The pair, who met during their joint first week at SNL in 1995, became closer than ever, after Ferrell pitched a road trip through the midwest — an activity the two had enjoyed many times before — but this time, with Harper living as her most authentic self.

Will Ferrell calls out transphobia

In a recent interview with The Independent to promote the film, Will Ferrell offered his insight as a cisgender man (a man whose gender is the same as the one assigned at birth) on where transphobia stems from.

“I think we fear what we don’t know,” Ferrell told the publication when asked about where transphobia comes from.

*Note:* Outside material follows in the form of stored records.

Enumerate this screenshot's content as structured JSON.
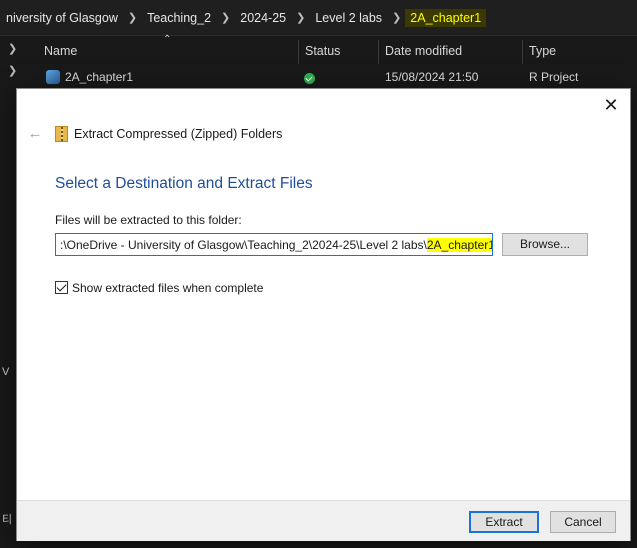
{
  "breadcrumb": {
    "items": [
      "niversity of Glasgow",
      "Teaching_2",
      "2024-25",
      "Level 2 labs",
      "2A_chapter1"
    ]
  },
  "explorer": {
    "columns": [
      "Name",
      "Status",
      "Date modified",
      "Type"
    ],
    "rows": [
      {
        "name": "2A_chapter1",
        "status_icon": "sync-ok-icon",
        "date_modified": "15/08/2024 21:50",
        "type": "R Project"
      }
    ],
    "edge_glyphs": [
      "V",
      "티"
    ]
  },
  "dialog": {
    "caption": "Extract Compressed (Zipped) Folders",
    "heading": "Select a Destination and Extract Files",
    "path_label": "Files will be extracted to this folder:",
    "path_prefix": ":\\OneDrive - University of Glasgow\\Teaching_2\\2024-25\\Level 2 labs\\",
    "path_highlight": "2A_chapter1",
    "browse_label": "Browse...",
    "show_files_label": "Show extracted files when complete",
    "show_files_checked": true,
    "extract_label": "Extract",
    "cancel_label": "Cancel"
  },
  "colors": {
    "heading": "#1f4e99",
    "highlight": "#ffff00",
    "focus_border": "#1a73d9"
  }
}
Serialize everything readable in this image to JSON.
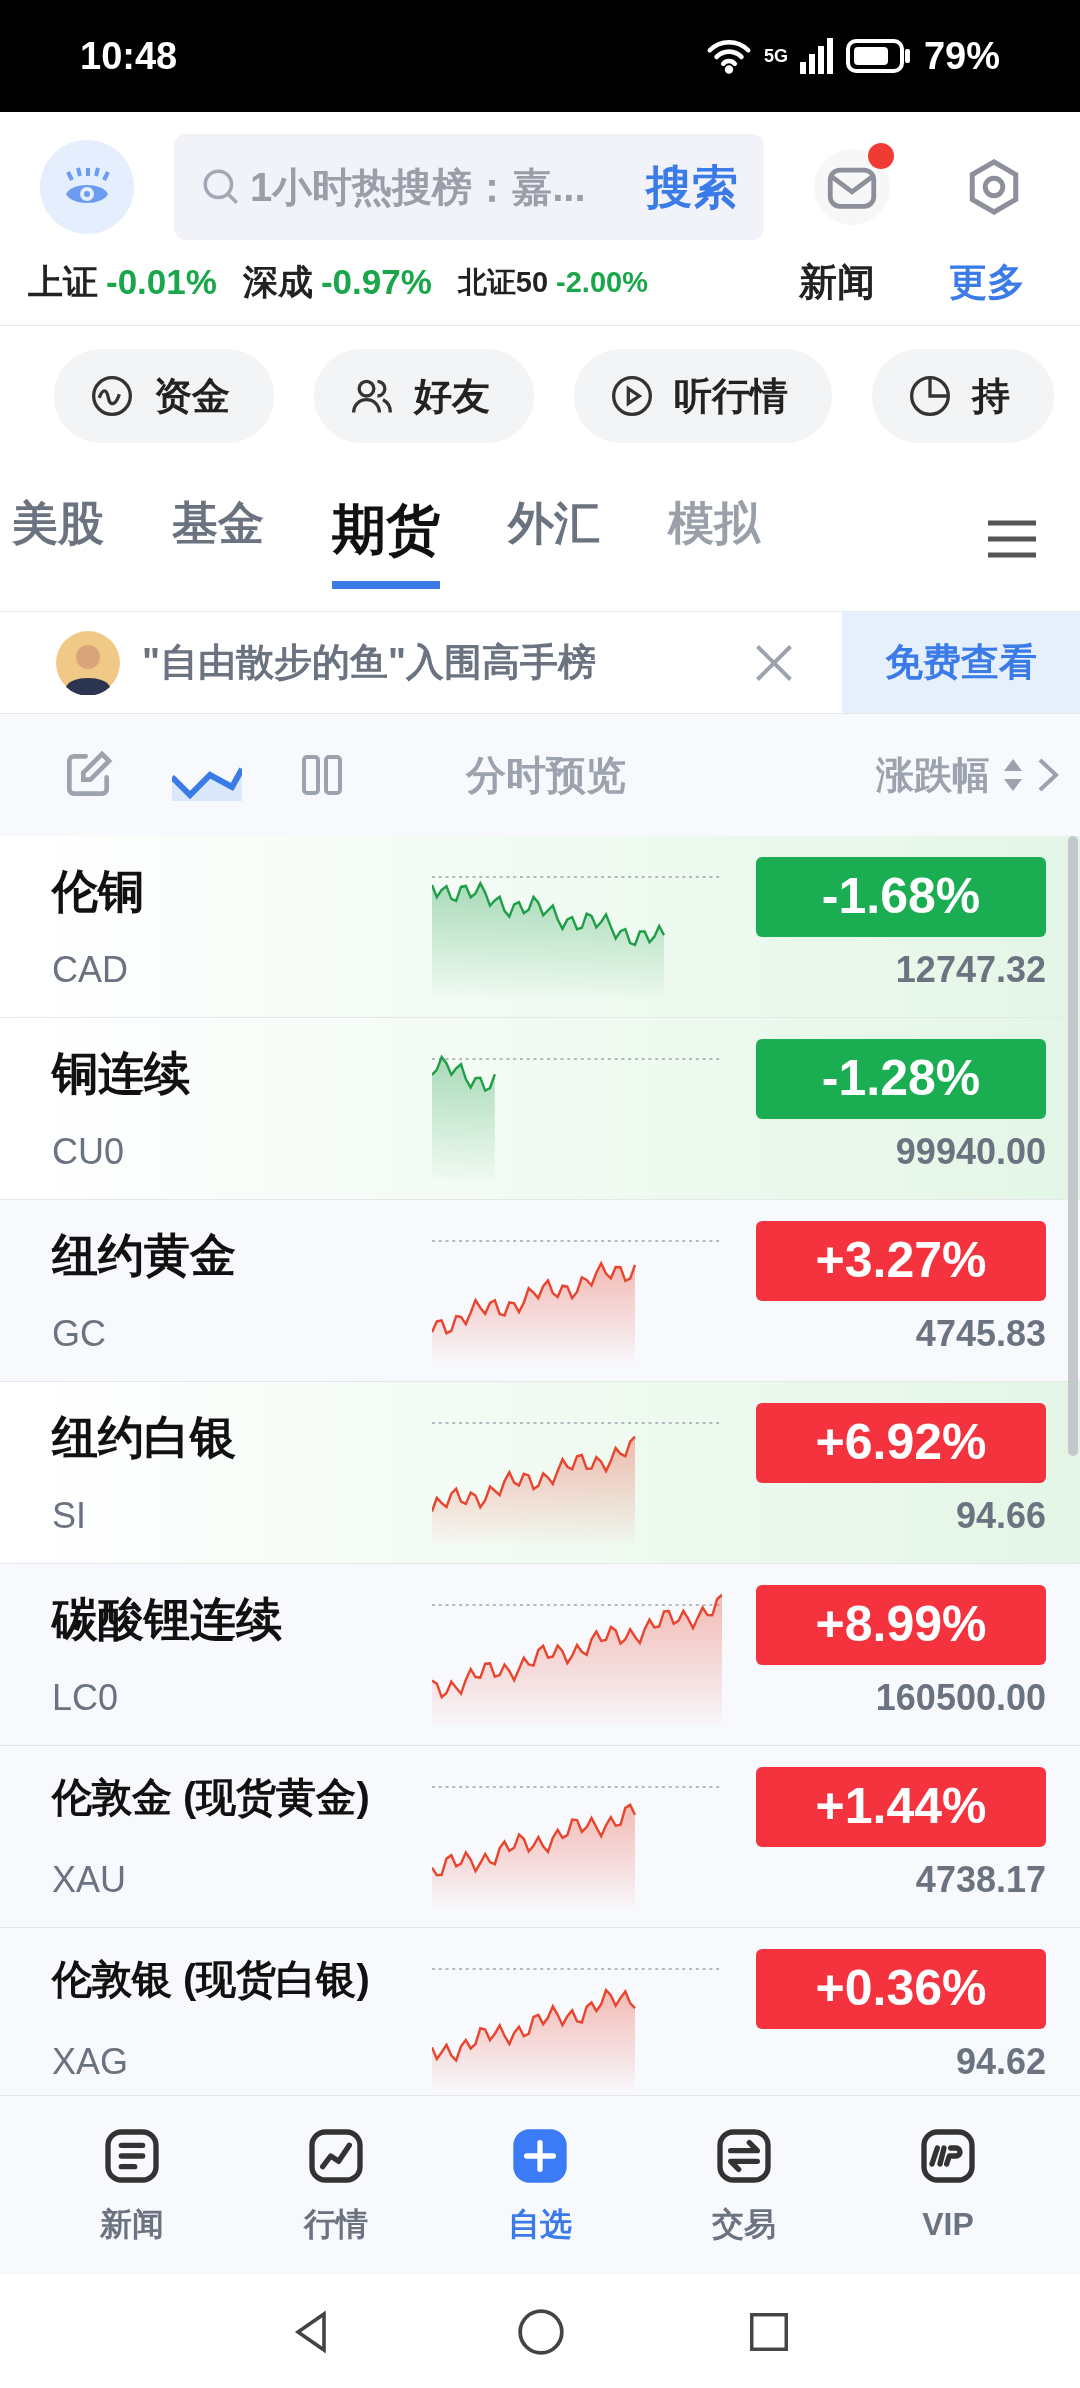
{
  "status_bar": {
    "time": "10:48",
    "network": "5G",
    "battery": "79%"
  },
  "header": {
    "search": {
      "placeholder": "1小时热搜榜：嘉...",
      "button": "搜索"
    },
    "news": {
      "label": "新闻",
      "unread": true
    },
    "more": "更多"
  },
  "indices": [
    {
      "name": "上证",
      "change": "-0.01%"
    },
    {
      "name": "深成",
      "change": "-0.97%"
    },
    {
      "name": "北证50",
      "change": "-2.00%"
    }
  ],
  "shortcuts": [
    {
      "label": "资金",
      "kind": "wave"
    },
    {
      "label": "好友",
      "kind": "friends"
    },
    {
      "label": "听行情",
      "kind": "play"
    },
    {
      "label": "持",
      "kind": "pie"
    }
  ],
  "tabs": [
    {
      "label": "美股",
      "selected": false
    },
    {
      "label": "基金",
      "selected": false
    },
    {
      "label": "期货",
      "selected": true
    },
    {
      "label": "外汇",
      "selected": false
    },
    {
      "label": "模拟",
      "selected": false
    }
  ],
  "banner": {
    "text": "\"自由散步的鱼\"入围高手榜",
    "button": "免费查看"
  },
  "toolbar": {
    "mode": "分时预览",
    "sort": "涨跌幅"
  },
  "rows": [
    {
      "name": "伦铜",
      "code": "CAD",
      "change": "-1.68%",
      "price": "12747.32",
      "rising": false,
      "highlighted": true
    },
    {
      "name": "铜连续",
      "code": "CU0",
      "change": "-1.28%",
      "price": "99940.00",
      "rising": false,
      "highlighted": true
    },
    {
      "name": "纽约黄金",
      "code": "GC",
      "change": "+3.27%",
      "price": "4745.83",
      "rising": true,
      "highlighted": false
    },
    {
      "name": "纽约白银",
      "code": "SI",
      "change": "+6.92%",
      "price": "94.66",
      "rising": true,
      "highlighted": true
    },
    {
      "name": "碳酸锂连续",
      "code": "LC0",
      "change": "+8.99%",
      "price": "160500.00",
      "rising": true,
      "highlighted": false
    },
    {
      "name": "伦敦金 (现货黄金)",
      "code": "XAU",
      "change": "+1.44%",
      "price": "4738.17",
      "rising": true,
      "highlighted": false
    },
    {
      "name": "伦敦银 (现货白银)",
      "code": "XAG",
      "change": "+0.36%",
      "price": "94.62",
      "rising": true,
      "highlighted": false
    }
  ],
  "bottom_nav": [
    {
      "label": "新闻",
      "selected": false,
      "kind": "news"
    },
    {
      "label": "行情",
      "selected": false,
      "kind": "chart"
    },
    {
      "label": "自选",
      "selected": true,
      "kind": "plus"
    },
    {
      "label": "交易",
      "selected": false,
      "kind": "trade"
    },
    {
      "label": "VIP",
      "selected": false,
      "kind": "vip"
    }
  ]
}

“It’s so strange to me, because Harper is finally… her. She’s finally who she was always meant to be. Whether or not you can ultimately wrap your head around that,” Ferrell continued, “Why would you care if somebody’s happy? Why is that threatening to you? If the trans community is a threat to you, I think it stems from not being confident or safe with yourself.”

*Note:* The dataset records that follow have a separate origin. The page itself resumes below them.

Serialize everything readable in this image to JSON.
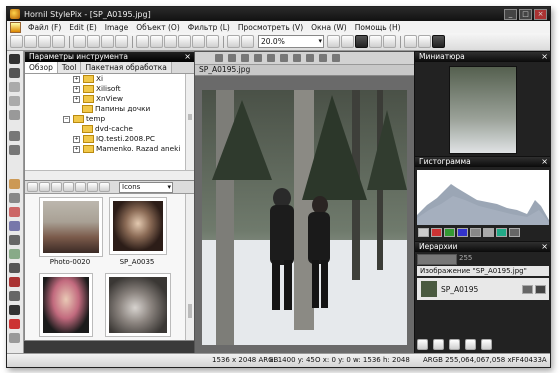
{
  "window": {
    "title": "Hornil StylePix - [SP_A0195.jpg]",
    "controls": {
      "minimize": "_",
      "maximize": "□",
      "close": "×"
    }
  },
  "menu": [
    "Файл (F)",
    "Edit (E)",
    "Image",
    "Объект (O)",
    "Фильтр (L)",
    "Просмотреть (V)",
    "Окна (W)",
    "Помощь (H)"
  ],
  "toolbar": {
    "zoom_value": "20.0%"
  },
  "tool_settings": {
    "title": "Параметры инструмента",
    "tabs": [
      "Обзор",
      "Tool",
      "Пакетная обработка"
    ],
    "tree": [
      "Xi",
      "Xilisoft",
      "XnView",
      "Папины дочки",
      "temp",
      "dvd-cache",
      "IQ.testi.2008.PC",
      "Mamenko. Razad aneki"
    ]
  },
  "browser": {
    "view_mode": "Icons",
    "thumbnails": [
      {
        "label": "Photo-0020"
      },
      {
        "label": "SP_A0035"
      },
      {
        "label": ""
      },
      {
        "label": ""
      }
    ]
  },
  "document": {
    "tab": "SP_A0195.jpg"
  },
  "panels": {
    "navigator": {
      "title": "Миниатюра"
    },
    "histogram": {
      "title": "Гистограмма"
    },
    "layers": {
      "title": "Иерархии",
      "opacity": "255",
      "image_label": "Изображение \"SP_A0195.jpg\"",
      "layer_name": "SP_A0195"
    }
  },
  "status": {
    "size": "1536 x 2048 ARGB",
    "coords": "x: 1400 y: 45",
    "offset": "O x: 0 y: 0",
    "dims": "w: 1536 h: 2048",
    "pixel": "ARGB 255,064,067,058 xFF40433A"
  },
  "colors": {
    "titlebar": "#111111",
    "panel_head": "#000000",
    "accent": "#1a6ec0"
  }
}
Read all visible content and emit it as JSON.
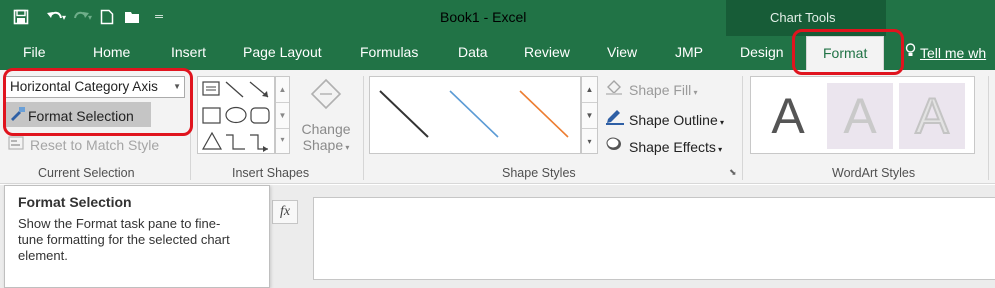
{
  "window": {
    "title": "Book1 - Excel",
    "contextual_title": "Chart Tools"
  },
  "qat": {
    "icons": [
      "save-icon",
      "undo-icon",
      "redo-icon",
      "new-document-icon",
      "open-folder-icon",
      "customize-qat-icon"
    ]
  },
  "tabs": [
    {
      "label": "File"
    },
    {
      "label": "Home"
    },
    {
      "label": "Insert"
    },
    {
      "label": "Page Layout"
    },
    {
      "label": "Formulas"
    },
    {
      "label": "Data"
    },
    {
      "label": "Review"
    },
    {
      "label": "View"
    },
    {
      "label": "JMP"
    },
    {
      "label": "Design"
    },
    {
      "label": "Format",
      "active": true
    }
  ],
  "tell_me": "Tell me wh",
  "current_selection": {
    "dropdown_value": "Horizontal Category Axis",
    "format_selection_label": "Format Selection",
    "reset_label": "Reset to Match Style",
    "group_label": "Current Selection"
  },
  "insert_shapes": {
    "change_shape_label_1": "Change",
    "change_shape_label_2": "Shape",
    "group_label": "Insert Shapes"
  },
  "shape_styles": {
    "line_colors": [
      "#333333",
      "#5b9bd5",
      "#ed7d31"
    ],
    "shape_fill_label": "Shape Fill",
    "shape_outline_label": "Shape Outline",
    "shape_effects_label": "Shape Effects",
    "group_label": "Shape Styles"
  },
  "wordart": {
    "sample_letter": "A",
    "group_label": "WordArt Styles"
  },
  "formula_bar": {
    "fx_label": "fx"
  },
  "tooltip": {
    "title": "Format Selection",
    "body": "Show the Format task pane to fine-tune formatting for the selected chart element."
  },
  "colors": {
    "excel_green": "#217346",
    "highlight_red": "#e0141e"
  }
}
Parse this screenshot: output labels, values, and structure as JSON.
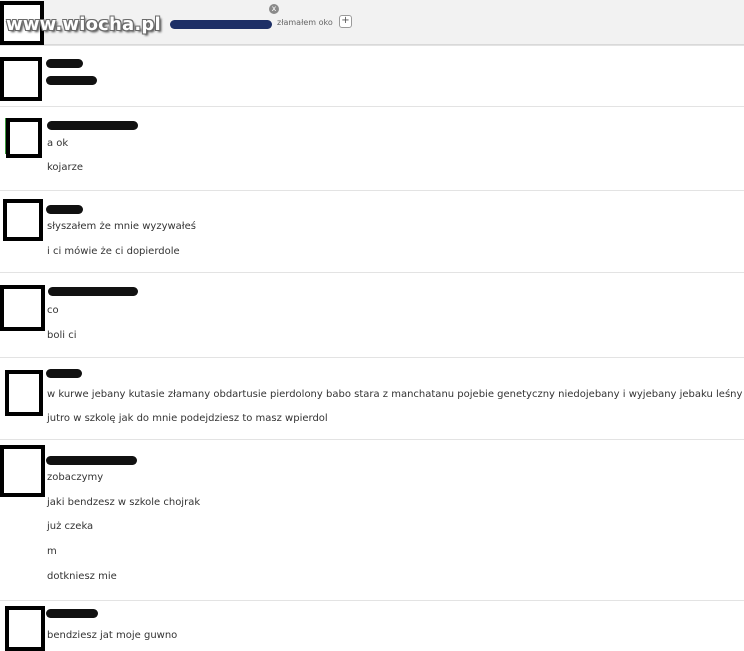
{
  "watermark": "www.wiocha.pl",
  "header": {
    "status": "złamałem oko",
    "close_icon": "close-icon",
    "add_icon": "plus-icon",
    "plus_glyph": "+",
    "close_glyph": "x"
  },
  "messages": [
    {
      "lines": []
    },
    {
      "lines": [
        "a ok",
        "kojarze"
      ]
    },
    {
      "lines": [
        "słyszałem że mnie wyzywałeś",
        "i ci mówie że ci dopierdole"
      ]
    },
    {
      "lines": [
        "co",
        "boli ci"
      ]
    },
    {
      "lines": [
        "w kurwe jebany kutasie złamany obdartusie pierdolony babo stara z manchatanu pojebie genetyczny niedojebany i wyjebany jebaku leśny",
        "jutro w szkolę jak do mnie podejdziesz to masz wpierdol"
      ]
    },
    {
      "lines": [
        "zobaczymy",
        "jaki bendzesz  w szkole chojrak",
        "już czeka",
        "m",
        "dotkniesz mie"
      ]
    },
    {
      "lines": [
        "bendziesz jat moje guwno"
      ]
    }
  ]
}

In the interview, along with Harper Steele, the pair discussed the current wave of transphobia in our culture, one that Steele says also comes from spaces meant to be progressive, such as The New York Times, and the lack of freedoms in traveling the world and exploring new spaces that Harper now faces in comparison to her life prior to transitioning. “There is hatred out there,” Ferrell continues. “It’s very real and it’s very unsafe for trans people in certain situations.”

With this, Ferrell points out that the idea that trans people pose a threat to cis people is nonsensical to him. “I don’t know why trans people are meant to be threatening to me as a cis male. I don’t know why Harper is [supposedly] threatening to me,” Ferrell told the publication.